Oh and I guess there was one other thing i was majorly transgressing on at the time...the whole shomer negiah thing. I had a secret boyfriend when i was 15...he was modern orthodox, and sometimes when i told my parents I was going to the hospital, I would take a bus to his house instead. His father had passed away before I met him, and his mother worked full time. So during the day we would spend hours making out in his apartment. We didn't have sex, but we did pretty much "everything but".

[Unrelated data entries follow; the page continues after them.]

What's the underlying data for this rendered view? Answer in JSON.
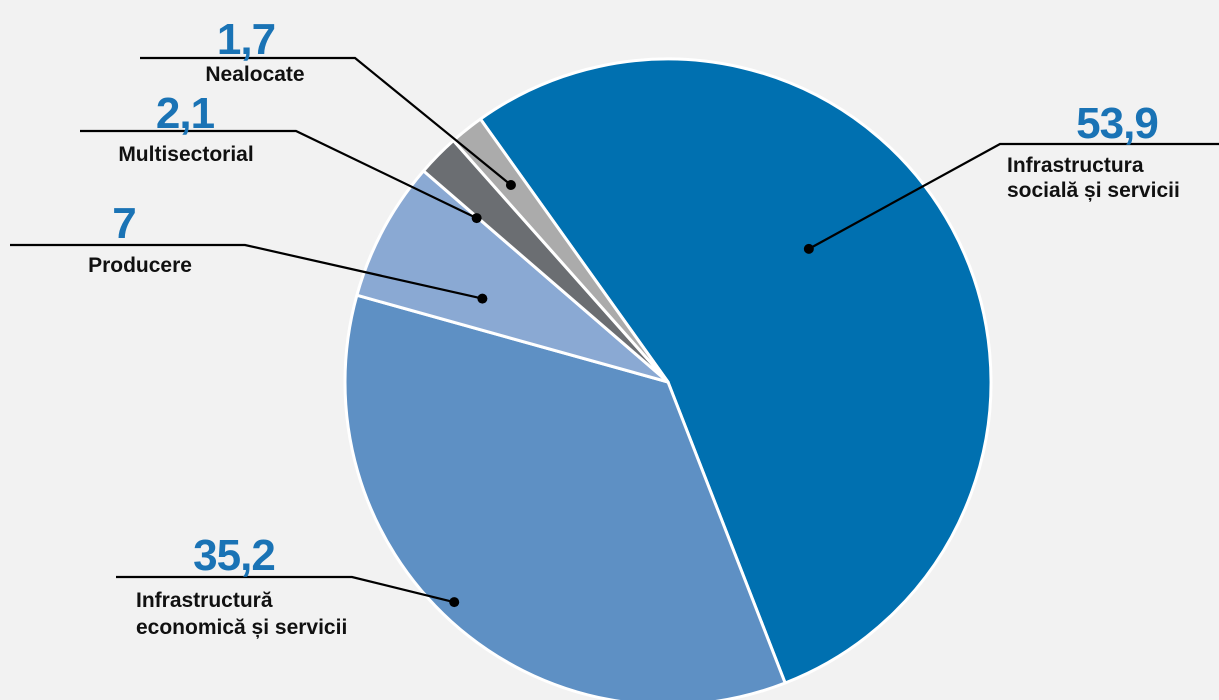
{
  "chart_data": {
    "type": "pie",
    "title": "",
    "start_angle_deg": 0,
    "direction": "clockwise",
    "slices": [
      {
        "label_lines": [
          "Infrastructura",
          "socială și servicii"
        ],
        "value": 53.9,
        "value_text": "53,9",
        "color": "#0070b0"
      },
      {
        "label_lines": [
          "Infrastructură",
          "economică și servicii"
        ],
        "value": 35.2,
        "value_text": "35,2",
        "color": "#5e90c4"
      },
      {
        "label_lines": [
          "Producere"
        ],
        "value": 7,
        "value_text": "7",
        "color": "#8aa9d3"
      },
      {
        "label_lines": [
          "Multisectorial"
        ],
        "value": 2.1,
        "value_text": "2,1",
        "color": "#6b6e72"
      },
      {
        "label_lines": [
          "Nealocate"
        ],
        "value": 1.7,
        "value_text": "1,7",
        "color": "#ababab"
      }
    ]
  },
  "colors": {
    "background": "#f2f2f2",
    "value_text": "#1a73b5",
    "label_text": "#111111",
    "slice_border": "#ffffff",
    "leader_line": "#000000"
  }
}
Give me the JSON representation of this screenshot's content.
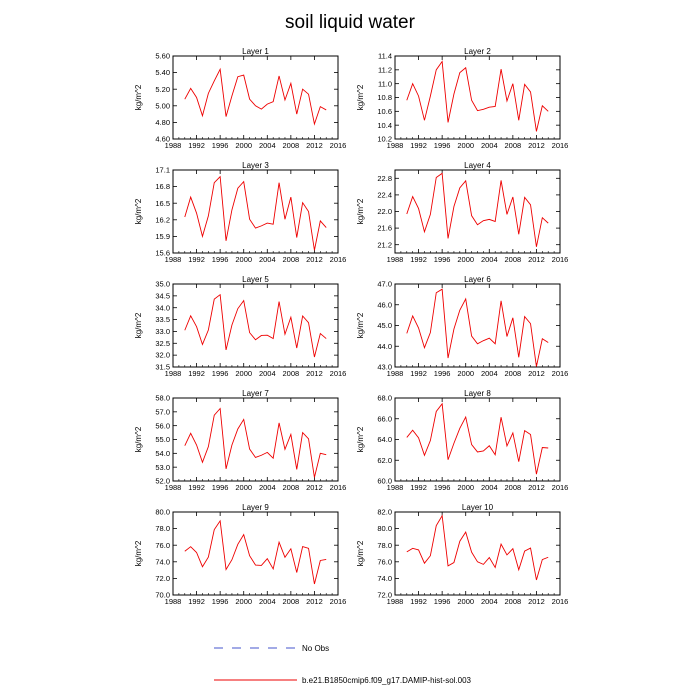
{
  "title": "soil liquid water",
  "legend": {
    "obs_label": "No Obs",
    "model_label": "b.e21.B1850cmip6.f09_g17.DAMIP-hist-sol.003",
    "model_color": "#ee0000",
    "obs_color": "#4455cc"
  },
  "chart_data": [
    {
      "type": "line",
      "title": "Layer 1",
      "ylabel": "kg/m^2",
      "xlim": [
        1988,
        2016
      ],
      "ylim": [
        4.6,
        5.6
      ],
      "xticks": [
        "1988",
        "1992",
        "1996",
        "2000",
        "2004",
        "2008",
        "2012",
        "2016"
      ],
      "yticks": [
        "4.60",
        "4.80",
        "5.00",
        "5.20",
        "5.40",
        "5.60"
      ],
      "x": [
        1990,
        1991,
        1992,
        1993,
        1994,
        1995,
        1996,
        1997,
        1998,
        1999,
        2000,
        2001,
        2002,
        2003,
        2004,
        2005,
        2006,
        2007,
        2008,
        2009,
        2010,
        2011,
        2012,
        2013,
        2014
      ],
      "series": [
        {
          "values": [
            5.08,
            5.21,
            5.1,
            4.88,
            5.15,
            5.3,
            5.44,
            4.87,
            5.12,
            5.35,
            5.37,
            5.08,
            5.0,
            4.96,
            5.02,
            5.05,
            5.36,
            5.07,
            5.27,
            4.9,
            5.2,
            5.14,
            4.78,
            4.99,
            4.95
          ]
        }
      ]
    },
    {
      "type": "line",
      "title": "Layer 2",
      "ylabel": "kg/m^2",
      "xlim": [
        1988,
        2016
      ],
      "ylim": [
        10.2,
        11.4
      ],
      "xticks": [
        "1988",
        "1992",
        "1996",
        "2000",
        "2004",
        "2008",
        "2012",
        "2016"
      ],
      "yticks": [
        "10.2",
        "10.4",
        "10.6",
        "10.8",
        "11.0",
        "11.2",
        "11.4"
      ],
      "x": [
        1990,
        1991,
        1992,
        1993,
        1994,
        1995,
        1996,
        1997,
        1998,
        1999,
        2000,
        2001,
        2002,
        2003,
        2004,
        2005,
        2006,
        2007,
        2008,
        2009,
        2010,
        2011,
        2012,
        2013,
        2014
      ],
      "series": [
        {
          "values": [
            10.76,
            11.0,
            10.82,
            10.47,
            10.82,
            11.2,
            11.32,
            10.44,
            10.85,
            11.16,
            11.23,
            10.76,
            10.61,
            10.63,
            10.66,
            10.67,
            11.21,
            10.75,
            11.0,
            10.47,
            10.99,
            10.88,
            10.31,
            10.68,
            10.6
          ]
        }
      ]
    },
    {
      "type": "line",
      "title": "Layer 3",
      "ylabel": "kg/m^2",
      "xlim": [
        1988,
        2016
      ],
      "ylim": [
        15.6,
        17.1
      ],
      "xticks": [
        "1988",
        "1992",
        "1996",
        "2000",
        "2004",
        "2008",
        "2012",
        "2016"
      ],
      "yticks": [
        "15.6",
        "15.9",
        "16.2",
        "16.5",
        "16.8",
        "17.1"
      ],
      "x": [
        1990,
        1991,
        1992,
        1993,
        1994,
        1995,
        1996,
        1997,
        1998,
        1999,
        2000,
        2001,
        2002,
        2003,
        2004,
        2005,
        2006,
        2007,
        2008,
        2009,
        2010,
        2011,
        2012,
        2013,
        2014
      ],
      "series": [
        {
          "values": [
            16.25,
            16.61,
            16.32,
            15.9,
            16.27,
            16.87,
            16.98,
            15.82,
            16.38,
            16.77,
            16.89,
            16.21,
            16.05,
            16.09,
            16.14,
            16.12,
            16.87,
            16.21,
            16.61,
            15.88,
            16.51,
            16.35,
            15.65,
            16.18,
            16.06
          ]
        }
      ]
    },
    {
      "type": "line",
      "title": "Layer 4",
      "ylabel": "kg/m^2",
      "xlim": [
        1988,
        2016
      ],
      "ylim": [
        21.0,
        23.0
      ],
      "xticks": [
        "1988",
        "1992",
        "1996",
        "2000",
        "2004",
        "2008",
        "2012",
        "2016"
      ],
      "yticks": [
        "21.2",
        "21.6",
        "22.0",
        "22.4",
        "22.8"
      ],
      "x": [
        1990,
        1991,
        1992,
        1993,
        1994,
        1995,
        1996,
        1997,
        1998,
        1999,
        2000,
        2001,
        2002,
        2003,
        2004,
        2005,
        2006,
        2007,
        2008,
        2009,
        2010,
        2011,
        2012,
        2013,
        2014
      ],
      "series": [
        {
          "values": [
            21.94,
            22.36,
            22.07,
            21.51,
            21.93,
            22.82,
            22.92,
            21.35,
            22.12,
            22.57,
            22.74,
            21.9,
            21.68,
            21.78,
            21.81,
            21.76,
            22.75,
            21.93,
            22.35,
            21.45,
            22.34,
            22.16,
            21.15,
            21.85,
            21.72
          ]
        }
      ]
    },
    {
      "type": "line",
      "title": "Layer 5",
      "ylabel": "kg/m^2",
      "xlim": [
        1988,
        2016
      ],
      "ylim": [
        31.5,
        35.0
      ],
      "xticks": [
        "1988",
        "1992",
        "1996",
        "2000",
        "2004",
        "2008",
        "2012",
        "2016"
      ],
      "yticks": [
        "31.5",
        "32.0",
        "32.5",
        "33.0",
        "33.5",
        "34.0",
        "34.5",
        "35.0"
      ],
      "x": [
        1990,
        1991,
        1992,
        1993,
        1994,
        1995,
        1996,
        1997,
        1998,
        1999,
        2000,
        2001,
        2002,
        2003,
        2004,
        2005,
        2006,
        2007,
        2008,
        2009,
        2010,
        2011,
        2012,
        2013,
        2014
      ],
      "series": [
        {
          "values": [
            33.05,
            33.66,
            33.2,
            32.45,
            33.06,
            34.36,
            34.55,
            32.22,
            33.27,
            33.96,
            34.3,
            32.95,
            32.65,
            32.83,
            32.84,
            32.7,
            34.26,
            32.88,
            33.6,
            32.3,
            33.65,
            33.37,
            31.92,
            32.91,
            32.7
          ]
        }
      ]
    },
    {
      "type": "line",
      "title": "Layer 6",
      "ylabel": "kg/m^2",
      "xlim": [
        1988,
        2016
      ],
      "ylim": [
        43.0,
        47.0
      ],
      "xticks": [
        "1988",
        "1992",
        "1996",
        "2000",
        "2004",
        "2008",
        "2012",
        "2016"
      ],
      "yticks": [
        "43.0",
        "44.0",
        "45.0",
        "46.0",
        "47.0"
      ],
      "x": [
        1990,
        1991,
        1992,
        1993,
        1994,
        1995,
        1996,
        1997,
        1998,
        1999,
        2000,
        2001,
        2002,
        2003,
        2004,
        2005,
        2006,
        2007,
        2008,
        2009,
        2010,
        2011,
        2012,
        2013,
        2014
      ],
      "series": [
        {
          "values": [
            44.62,
            45.46,
            44.88,
            43.93,
            44.66,
            46.58,
            46.75,
            43.43,
            44.83,
            45.74,
            46.28,
            44.49,
            44.12,
            44.27,
            44.39,
            44.12,
            46.19,
            44.47,
            45.37,
            43.47,
            45.43,
            45.09,
            43.02,
            44.36,
            44.18
          ]
        }
      ]
    },
    {
      "type": "line",
      "title": "Layer 7",
      "ylabel": "kg/m^2",
      "xlim": [
        1988,
        2016
      ],
      "ylim": [
        52.0,
        58.0
      ],
      "xticks": [
        "1988",
        "1992",
        "1996",
        "2000",
        "2004",
        "2008",
        "2012",
        "2016"
      ],
      "yticks": [
        "52.0",
        "53.0",
        "54.0",
        "55.0",
        "56.0",
        "57.0",
        "58.0"
      ],
      "x": [
        1990,
        1991,
        1992,
        1993,
        1994,
        1995,
        1996,
        1997,
        1998,
        1999,
        2000,
        2001,
        2002,
        2003,
        2004,
        2005,
        2006,
        2007,
        2008,
        2009,
        2010,
        2011,
        2012,
        2013,
        2014
      ],
      "series": [
        {
          "values": [
            54.55,
            55.45,
            54.6,
            53.35,
            54.48,
            56.76,
            57.24,
            52.88,
            54.6,
            55.76,
            56.45,
            54.31,
            53.7,
            53.86,
            54.07,
            53.65,
            56.2,
            54.29,
            55.37,
            52.84,
            55.5,
            55.05,
            52.26,
            54.0,
            53.9
          ]
        }
      ]
    },
    {
      "type": "line",
      "title": "Layer 8",
      "ylabel": "kg/m^2",
      "xlim": [
        1988,
        2016
      ],
      "ylim": [
        60.0,
        68.0
      ],
      "xticks": [
        "1988",
        "1992",
        "1996",
        "2000",
        "2004",
        "2008",
        "2012",
        "2016"
      ],
      "yticks": [
        "60.0",
        "62.0",
        "64.0",
        "66.0",
        "68.0"
      ],
      "x": [
        1990,
        1991,
        1992,
        1993,
        1994,
        1995,
        1996,
        1997,
        1998,
        1999,
        2000,
        2001,
        2002,
        2003,
        2004,
        2005,
        2006,
        2007,
        2008,
        2009,
        2010,
        2011,
        2012,
        2013,
        2014
      ],
      "series": [
        {
          "values": [
            64.2,
            64.89,
            64.16,
            62.48,
            63.9,
            66.7,
            67.44,
            62.05,
            63.64,
            65.08,
            66.16,
            63.51,
            62.8,
            62.9,
            63.4,
            62.53,
            66.15,
            63.38,
            64.63,
            61.86,
            64.85,
            64.48,
            60.66,
            63.23,
            63.18
          ]
        }
      ]
    },
    {
      "type": "line",
      "title": "Layer 9",
      "ylabel": "kg/m^2",
      "xlim": [
        1988,
        2016
      ],
      "ylim": [
        70.0,
        80.0
      ],
      "xticks": [
        "1988",
        "1992",
        "1996",
        "2000",
        "2004",
        "2008",
        "2012",
        "2016"
      ],
      "yticks": [
        "70.0",
        "72.0",
        "74.0",
        "76.0",
        "78.0",
        "80.0"
      ],
      "x": [
        1990,
        1991,
        1992,
        1993,
        1994,
        1995,
        1996,
        1997,
        1998,
        1999,
        2000,
        2001,
        2002,
        2003,
        2004,
        2005,
        2006,
        2007,
        2008,
        2009,
        2010,
        2011,
        2012,
        2013,
        2014
      ],
      "series": [
        {
          "values": [
            75.27,
            75.82,
            75.12,
            73.41,
            74.57,
            77.87,
            78.93,
            73.07,
            74.25,
            76.11,
            77.28,
            74.73,
            73.61,
            73.56,
            74.38,
            73.14,
            76.36,
            74.55,
            75.57,
            72.71,
            75.84,
            75.62,
            71.33,
            74.16,
            74.29
          ]
        }
      ]
    },
    {
      "type": "line",
      "title": "Layer 10",
      "ylabel": "kg/m^2",
      "xlim": [
        1988,
        2016
      ],
      "ylim": [
        72.0,
        82.0
      ],
      "xticks": [
        "1988",
        "1992",
        "1996",
        "2000",
        "2004",
        "2008",
        "2012",
        "2016"
      ],
      "yticks": [
        "72.0",
        "74.0",
        "76.0",
        "78.0",
        "80.0",
        "82.0"
      ],
      "x": [
        1990,
        1991,
        1992,
        1993,
        1994,
        1995,
        1996,
        1997,
        1998,
        1999,
        2000,
        2001,
        2002,
        2003,
        2004,
        2005,
        2006,
        2007,
        2008,
        2009,
        2010,
        2011,
        2012,
        2013,
        2014
      ],
      "series": [
        {
          "values": [
            77.2,
            77.62,
            77.43,
            75.83,
            76.73,
            80.36,
            81.55,
            75.5,
            75.91,
            78.48,
            79.58,
            77.16,
            76.0,
            75.69,
            76.51,
            75.32,
            78.13,
            76.83,
            77.58,
            75.04,
            77.29,
            77.65,
            73.81,
            76.27,
            76.55
          ]
        }
      ]
    }
  ]
}
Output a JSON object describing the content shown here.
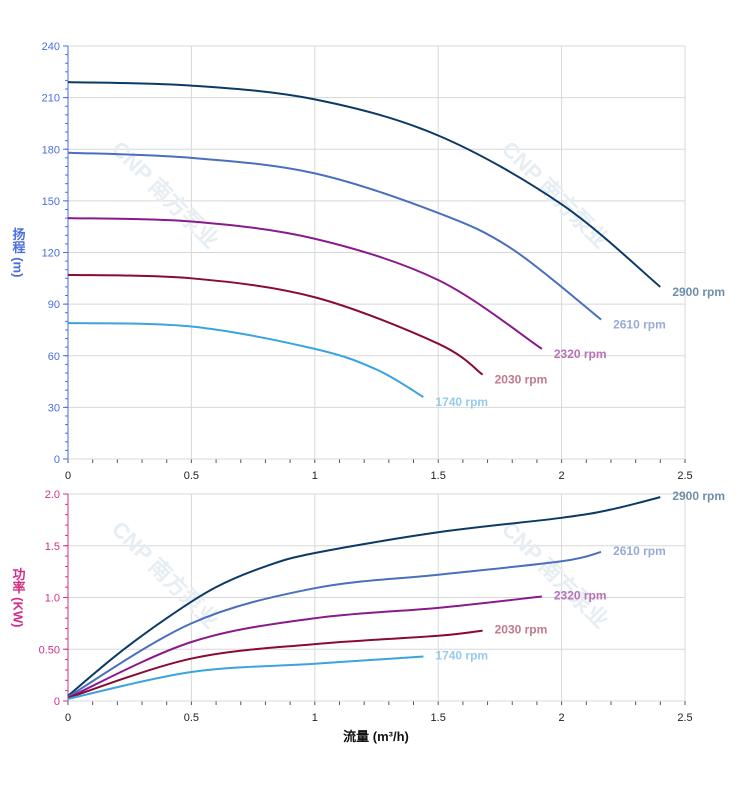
{
  "watermark": "CNP 南方泵业",
  "chart_data": [
    {
      "type": "line",
      "ylabel": "扬程 (m)",
      "xlabel": "",
      "xlim": [
        0,
        2.5
      ],
      "ylim": [
        0,
        240
      ],
      "xticks": [
        "0",
        "0.5",
        "1",
        "1.5",
        "2",
        "2.5"
      ],
      "yticks": [
        "0",
        "30",
        "60",
        "90",
        "120",
        "150",
        "180",
        "210",
        "240"
      ],
      "axis_color": "#4a6ee0",
      "grid": true,
      "series": [
        {
          "name": "2900 rpm",
          "color": "#0b3a66",
          "label_color": "#6f8fa8",
          "x": [
            0,
            0.5,
            1,
            1.5,
            2,
            2.4
          ],
          "y": [
            219,
            217,
            209,
            188,
            148,
            100
          ]
        },
        {
          "name": "2610 rpm",
          "color": "#4a6fbf",
          "label_color": "#98aad6",
          "x": [
            0,
            0.5,
            1,
            1.5,
            1.8,
            2.16
          ],
          "y": [
            178,
            175,
            166,
            143,
            122,
            81
          ]
        },
        {
          "name": "2320 rpm",
          "color": "#8a1a8c",
          "label_color": "#b772b8",
          "x": [
            0,
            0.5,
            1,
            1.5,
            1.92
          ],
          "y": [
            140,
            138,
            128,
            104,
            64
          ]
        },
        {
          "name": "2030 rpm",
          "color": "#8a0b32",
          "label_color": "#c07a8c",
          "x": [
            0,
            0.5,
            1,
            1.5,
            1.68
          ],
          "y": [
            107,
            105,
            94,
            67,
            49
          ]
        },
        {
          "name": "1740 rpm",
          "color": "#3aa4df",
          "label_color": "#96cbec",
          "x": [
            0,
            0.5,
            1,
            1.25,
            1.44
          ],
          "y": [
            79,
            77,
            64,
            52,
            36
          ]
        }
      ]
    },
    {
      "type": "line",
      "ylabel": "功率 (KW)",
      "xlabel": "流量 (m³/h)",
      "xlim": [
        0,
        2.5
      ],
      "ylim": [
        0,
        2
      ],
      "xticks": [
        "0",
        "0.5",
        "1",
        "1.5",
        "2",
        "2.5"
      ],
      "yticks": [
        "0",
        "0.50",
        "1.0",
        "1.5",
        "2.0"
      ],
      "axis_color": "#d0308a",
      "grid": true,
      "series": [
        {
          "name": "2900 rpm",
          "color": "#0b3a66",
          "label_color": "#6f8fa8",
          "x": [
            0,
            0.2,
            0.4,
            0.6,
            0.8,
            1,
            1.5,
            2,
            2.2,
            2.4
          ],
          "y": [
            0.05,
            0.45,
            0.8,
            1.1,
            1.3,
            1.43,
            1.63,
            1.77,
            1.85,
            1.97
          ]
        },
        {
          "name": "2610 rpm",
          "color": "#4a6fbf",
          "label_color": "#98aad6",
          "x": [
            0,
            0.5,
            1,
            1.5,
            2,
            2.16
          ],
          "y": [
            0.04,
            0.75,
            1.09,
            1.22,
            1.35,
            1.44
          ]
        },
        {
          "name": "2320 rpm",
          "color": "#8a1a8c",
          "label_color": "#b772b8",
          "x": [
            0,
            0.5,
            1,
            1.5,
            1.92
          ],
          "y": [
            0.03,
            0.57,
            0.8,
            0.9,
            1.01
          ]
        },
        {
          "name": "2030 rpm",
          "color": "#8a0b32",
          "label_color": "#c07a8c",
          "x": [
            0,
            0.5,
            1,
            1.5,
            1.68
          ],
          "y": [
            0.03,
            0.41,
            0.55,
            0.63,
            0.68
          ]
        },
        {
          "name": "1740 rpm",
          "color": "#3aa4df",
          "label_color": "#96cbec",
          "x": [
            0,
            0.5,
            1,
            1.44
          ],
          "y": [
            0.02,
            0.28,
            0.36,
            0.43
          ]
        }
      ]
    }
  ]
}
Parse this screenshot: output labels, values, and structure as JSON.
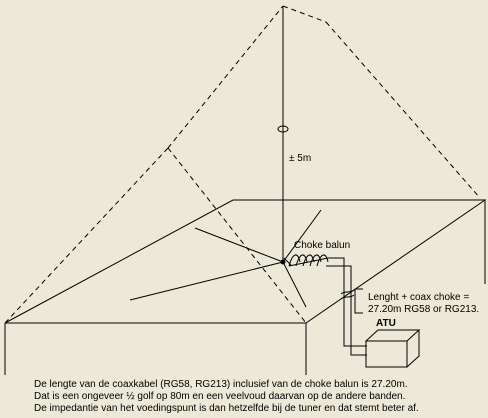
{
  "labels": {
    "height": "± 5m",
    "choke": "Choke balun",
    "length_line1": "Lenght + coax choke =",
    "length_line2": "27.20m RG58 or RG213.",
    "atu": "ATU"
  },
  "caption": [
    "De lengte van de coaxkabel (RG58, RG213) inclusief van de choke balun is 27.20m.",
    "Dat is een ongeveer ½ golf op 80m en een veelvoud daarvan op de andere banden.",
    "De impedantie van het voedingspunt is dan hetzelfde bij de tuner en dat stemt beter af."
  ]
}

Eventually my parents found out about him, and I got grounded for about 4 months, becuase as my parents said, I wasn't allowed to date unless it's for tachlis (marriage) and i clearly wasn't going to get married at age 15. Also they found out that his mother had converted and his father was a cohen..which apparently makes him a bastard or something? (cohen's are not supposed to marry converts). Thus started the long line of boyfriends who weren't jewish enough for my parents, even though up until this year, they were all jewish. The next one had a non-jewish father, the one after that had converted to judiasm, the one after that was adopted and didn't re-convert when he had his bar mitzvah or anything. Out of the 7 or so guys I would call "boyfriends" I think only 2 were fully jewish enough for my parents- and those were two of the shortest relationships I had. Interesting.